Keywords: Passing off, Trademark, Infringement
I. PENDAHULUAN
Dahulu secara resmi sebutan Intellectual Property Rights (IPR) diterjemahkan dengan hak milik intelektual atau hak atas kekayaan intelektual dan di negeri Belanda istilah tersebut diintrodusir dengan sebutan Intellectuele Eigendomsrecht (Rachmadi Usman, 2003: 1).
Dalam perkembangannya di Indonesia terdapat beberapa istilah yang telah digunakan, seperti hak milik intelektual atau hak kekayaan industri. Istilah kekayaan industri merupakan terjemahan langsung dari istilah industrial property yang secara resmi dipakai dalam Pasal 1 ayat (2) Paris Convention for the Protection of Industrial Property 1883 yang menyebutkan :
“Perlindungan atas kekayaan industri diberikan kepada paten, utility models (paten sederhana), desain industry, merek, service marks, nama dagang, indikasi geografis termasuk industry agribisnis dan manufaktur di bidang industry lainnya, seperti anggur, tembakau, air mineral, bir, tepung dan bunga” (Elyta Ras Ginting, 2012: 13)

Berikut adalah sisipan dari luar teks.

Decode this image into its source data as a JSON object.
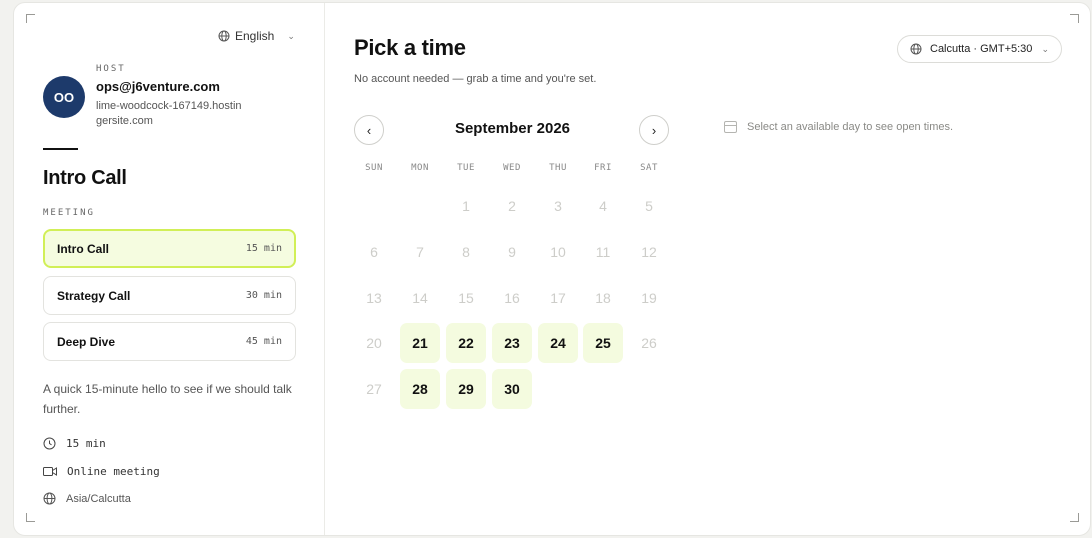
{
  "language": {
    "label": "English"
  },
  "host": {
    "label": "HOST",
    "initials": "OO",
    "email": "ops@j6venture.com",
    "site": "lime-woodcock-167149.hostingersite.com"
  },
  "event_title": "Intro Call",
  "meeting_label": "MEETING",
  "event_types": [
    {
      "name": "Intro Call",
      "duration": "15 min",
      "selected": true
    },
    {
      "name": "Strategy Call",
      "duration": "30 min",
      "selected": false
    },
    {
      "name": "Deep Dive",
      "duration": "45 min",
      "selected": false
    }
  ],
  "description": "A quick 15-minute hello to see if we should talk further.",
  "details": {
    "duration": "15 min",
    "location": "Online meeting",
    "timezone": "Asia/Calcutta"
  },
  "header": {
    "title": "Pick a time",
    "subtitle": "No account needed — grab a time and you're set.",
    "timezone_button": "Calcutta · GMT+5:30"
  },
  "calendar": {
    "month_label": "September 2026",
    "weekdays": [
      "SUN",
      "MON",
      "TUE",
      "WED",
      "THU",
      "FRI",
      "SAT"
    ],
    "weeks": [
      [
        null,
        null,
        1,
        2,
        3,
        4,
        5
      ],
      [
        6,
        7,
        8,
        9,
        10,
        11,
        12
      ],
      [
        13,
        14,
        15,
        16,
        17,
        18,
        19
      ],
      [
        20,
        21,
        22,
        23,
        24,
        25,
        26
      ],
      [
        27,
        28,
        29,
        30,
        null,
        null,
        null
      ]
    ],
    "available_days": [
      21,
      22,
      23,
      24,
      25,
      28,
      29,
      30
    ]
  },
  "hint": "Select an available day to see open times.",
  "colors": {
    "accent_border": "#d1ef57",
    "accent_bg": "#f5fce0",
    "avatar_bg": "#1d3a6b"
  }
}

Karena dinilai kurang tepat, penggunaan istilah “kekayaan industri” versi Paris Convention ini mendapatkan kritikan dari beberapa ahli hukum kekayaan intelektual, seperti McKeough, Bowrey, dan Griffith. Menurut mereka ada perbedaan yang tegas antara etimologi kata “kekayaan intelektual” (intellectual property) dan “kekayaan industri” (industrial property), yaitu :
“Istilah industrial property berasal dari bahasa Prancis ‘propriete industrielle’ yang memiliki arti yang sangat luas meliputi setiap kegiatan manusia (human labour). Istilah ‘propriete’ itu sendiri dalam bahasa Prancis tidak sama dengan ‘property’ atau kekayaan (dalam bahasa Inggris) karena istilah propriete digunakan untuk mengantisipasi terjadinya peniruan produk”. (Elyta Ras Ginting, 2012: 13-14)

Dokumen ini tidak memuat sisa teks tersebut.